A Resolução nº 40 do Senado Federal estipula a proibição apenas para a administração (municipal, estadual ou federal) cujas dívidas ultrapassam 120% da receita corrente líqüida. Nesse caso, ela fica, de acordo com os termos do artigo 31 da LRF, impossibilitada de realizar operação de crédito, interna ou externa quando não se estabelecer dentro desse limite.
Segundo o último relatório de gestão fiscal da prefeitura, referente ao primeiro quadrimestre de 2003 e que foi publicado no Diário Oficial do Município, a receita líqüida era de cerca de R$ 210 milhões e a dívida chega a 32% desse valor.

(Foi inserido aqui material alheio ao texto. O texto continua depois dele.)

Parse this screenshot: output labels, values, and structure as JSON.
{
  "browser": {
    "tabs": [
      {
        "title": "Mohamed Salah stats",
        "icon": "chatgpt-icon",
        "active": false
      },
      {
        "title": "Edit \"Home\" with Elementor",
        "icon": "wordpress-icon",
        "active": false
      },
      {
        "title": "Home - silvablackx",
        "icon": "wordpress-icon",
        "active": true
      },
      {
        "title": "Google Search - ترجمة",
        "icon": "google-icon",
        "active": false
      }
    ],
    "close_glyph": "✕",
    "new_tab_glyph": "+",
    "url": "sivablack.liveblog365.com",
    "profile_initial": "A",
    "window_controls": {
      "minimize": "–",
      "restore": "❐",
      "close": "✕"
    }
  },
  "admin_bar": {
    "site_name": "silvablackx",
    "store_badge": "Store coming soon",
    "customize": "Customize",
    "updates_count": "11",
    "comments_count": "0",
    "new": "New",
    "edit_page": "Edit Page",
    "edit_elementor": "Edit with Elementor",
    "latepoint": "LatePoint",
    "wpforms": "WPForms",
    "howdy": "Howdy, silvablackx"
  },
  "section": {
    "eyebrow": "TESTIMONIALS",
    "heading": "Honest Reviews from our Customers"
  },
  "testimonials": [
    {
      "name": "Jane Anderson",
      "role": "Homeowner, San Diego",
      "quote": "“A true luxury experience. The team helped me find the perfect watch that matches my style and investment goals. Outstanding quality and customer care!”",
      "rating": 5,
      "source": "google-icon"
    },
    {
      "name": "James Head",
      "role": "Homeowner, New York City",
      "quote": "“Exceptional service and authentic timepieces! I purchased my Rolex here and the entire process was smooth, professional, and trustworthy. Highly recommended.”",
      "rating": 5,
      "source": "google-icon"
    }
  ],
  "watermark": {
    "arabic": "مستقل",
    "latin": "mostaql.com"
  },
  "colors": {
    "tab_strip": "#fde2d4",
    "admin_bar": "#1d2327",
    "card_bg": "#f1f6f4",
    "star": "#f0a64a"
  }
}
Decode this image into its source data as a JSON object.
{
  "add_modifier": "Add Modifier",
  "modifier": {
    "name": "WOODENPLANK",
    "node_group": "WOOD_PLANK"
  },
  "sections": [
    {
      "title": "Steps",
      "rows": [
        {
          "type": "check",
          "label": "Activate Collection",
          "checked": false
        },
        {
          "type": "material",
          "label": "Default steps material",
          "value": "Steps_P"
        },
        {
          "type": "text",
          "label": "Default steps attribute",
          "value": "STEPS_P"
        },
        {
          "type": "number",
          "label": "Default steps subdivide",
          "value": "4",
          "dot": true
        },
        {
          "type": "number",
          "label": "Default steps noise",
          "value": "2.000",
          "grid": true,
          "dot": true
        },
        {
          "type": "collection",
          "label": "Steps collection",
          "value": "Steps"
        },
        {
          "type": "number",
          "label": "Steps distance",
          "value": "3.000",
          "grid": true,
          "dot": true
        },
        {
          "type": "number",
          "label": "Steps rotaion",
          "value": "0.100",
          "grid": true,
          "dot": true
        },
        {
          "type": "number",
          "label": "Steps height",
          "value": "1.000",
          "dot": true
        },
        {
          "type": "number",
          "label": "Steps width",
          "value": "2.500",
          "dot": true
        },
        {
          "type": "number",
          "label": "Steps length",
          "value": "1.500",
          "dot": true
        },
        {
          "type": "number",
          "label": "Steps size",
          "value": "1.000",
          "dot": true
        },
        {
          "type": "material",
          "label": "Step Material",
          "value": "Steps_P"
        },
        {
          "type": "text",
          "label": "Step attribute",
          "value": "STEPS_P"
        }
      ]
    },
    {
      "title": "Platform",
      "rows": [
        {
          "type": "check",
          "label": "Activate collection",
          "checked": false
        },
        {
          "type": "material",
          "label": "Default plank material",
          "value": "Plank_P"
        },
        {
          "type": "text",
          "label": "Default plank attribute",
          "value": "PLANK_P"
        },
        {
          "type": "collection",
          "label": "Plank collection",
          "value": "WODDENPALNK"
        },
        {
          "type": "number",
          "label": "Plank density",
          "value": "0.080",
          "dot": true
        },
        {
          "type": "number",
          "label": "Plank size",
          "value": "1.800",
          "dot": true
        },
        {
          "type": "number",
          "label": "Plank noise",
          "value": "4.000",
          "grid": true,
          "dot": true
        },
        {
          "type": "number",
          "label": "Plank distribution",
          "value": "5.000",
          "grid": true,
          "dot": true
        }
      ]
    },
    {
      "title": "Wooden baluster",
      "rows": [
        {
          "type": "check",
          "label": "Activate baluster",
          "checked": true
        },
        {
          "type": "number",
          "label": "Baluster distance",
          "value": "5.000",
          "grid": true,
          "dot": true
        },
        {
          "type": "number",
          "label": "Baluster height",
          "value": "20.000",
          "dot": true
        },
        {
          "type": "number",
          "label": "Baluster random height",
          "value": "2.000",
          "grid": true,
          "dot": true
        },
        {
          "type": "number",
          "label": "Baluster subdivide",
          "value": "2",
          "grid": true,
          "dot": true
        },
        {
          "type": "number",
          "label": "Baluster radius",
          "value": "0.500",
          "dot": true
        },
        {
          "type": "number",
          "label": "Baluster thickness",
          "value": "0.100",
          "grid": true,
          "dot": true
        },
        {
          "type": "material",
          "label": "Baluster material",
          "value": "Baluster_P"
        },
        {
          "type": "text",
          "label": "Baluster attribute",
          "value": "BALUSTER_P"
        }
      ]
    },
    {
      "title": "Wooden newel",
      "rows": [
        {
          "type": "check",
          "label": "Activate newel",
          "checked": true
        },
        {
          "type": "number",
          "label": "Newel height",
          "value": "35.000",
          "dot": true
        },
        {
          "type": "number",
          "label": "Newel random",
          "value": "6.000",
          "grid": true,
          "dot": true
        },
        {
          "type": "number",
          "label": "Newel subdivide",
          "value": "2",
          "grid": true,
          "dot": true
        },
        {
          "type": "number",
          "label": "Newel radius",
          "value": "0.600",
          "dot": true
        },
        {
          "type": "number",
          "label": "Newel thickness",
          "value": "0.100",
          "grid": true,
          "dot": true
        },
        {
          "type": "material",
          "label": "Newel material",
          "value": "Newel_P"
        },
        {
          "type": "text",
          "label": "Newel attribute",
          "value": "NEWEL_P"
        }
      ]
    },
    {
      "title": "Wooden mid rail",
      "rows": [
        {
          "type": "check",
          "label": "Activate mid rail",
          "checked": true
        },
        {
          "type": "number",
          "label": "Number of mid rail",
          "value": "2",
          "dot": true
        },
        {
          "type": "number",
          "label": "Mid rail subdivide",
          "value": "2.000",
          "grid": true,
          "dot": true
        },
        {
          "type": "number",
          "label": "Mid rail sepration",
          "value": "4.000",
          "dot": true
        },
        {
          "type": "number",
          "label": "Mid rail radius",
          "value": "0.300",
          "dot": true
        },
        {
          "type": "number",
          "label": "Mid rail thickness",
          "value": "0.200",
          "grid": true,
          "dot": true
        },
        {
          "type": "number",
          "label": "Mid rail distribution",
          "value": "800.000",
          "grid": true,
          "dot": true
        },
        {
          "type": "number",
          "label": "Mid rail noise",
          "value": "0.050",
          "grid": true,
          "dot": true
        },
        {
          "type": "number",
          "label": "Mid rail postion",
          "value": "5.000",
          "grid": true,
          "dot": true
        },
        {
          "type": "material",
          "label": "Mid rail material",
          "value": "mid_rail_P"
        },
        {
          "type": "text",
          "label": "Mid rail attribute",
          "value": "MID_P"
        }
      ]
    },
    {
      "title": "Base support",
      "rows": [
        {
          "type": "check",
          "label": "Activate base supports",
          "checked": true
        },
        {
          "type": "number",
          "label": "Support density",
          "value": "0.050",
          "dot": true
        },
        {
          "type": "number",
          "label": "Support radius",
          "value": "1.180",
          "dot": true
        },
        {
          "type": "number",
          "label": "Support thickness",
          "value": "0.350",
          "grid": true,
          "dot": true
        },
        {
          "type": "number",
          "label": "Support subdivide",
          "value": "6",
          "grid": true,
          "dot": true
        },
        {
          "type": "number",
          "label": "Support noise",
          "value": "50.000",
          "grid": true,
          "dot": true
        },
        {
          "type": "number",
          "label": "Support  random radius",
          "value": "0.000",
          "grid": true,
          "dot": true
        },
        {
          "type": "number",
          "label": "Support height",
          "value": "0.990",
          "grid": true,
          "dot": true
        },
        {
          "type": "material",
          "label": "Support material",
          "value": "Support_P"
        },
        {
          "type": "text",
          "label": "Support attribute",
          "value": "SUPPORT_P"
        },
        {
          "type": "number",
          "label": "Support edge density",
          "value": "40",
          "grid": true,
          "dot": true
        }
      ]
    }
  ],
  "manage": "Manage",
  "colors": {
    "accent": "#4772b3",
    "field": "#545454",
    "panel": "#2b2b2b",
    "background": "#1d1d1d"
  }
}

A margem de endividamento, portanto, ainda é de 88%.
Apesar de a lei não contrariar os planos do prefeito Nilson Costa, um consultor financeiro consultado pela reportagem, e que pediu para não ser identificado, questiona a capacidade de o município para contrair novos empréstimos. “Bauru é meramente prestadora de serviços. Ela não é um grande gerador de receitas e, por isso, não está em condições de assumir outros débitos além dos que já possui”, avalia.
Para ele, o maior exemplo disso foi a negativa da Caixa Econômica Federal (CEF) em conceder o financiamento de cerca de R$ 60 milhões para que a cidade construa a Estação de Tratamento de Esgoto.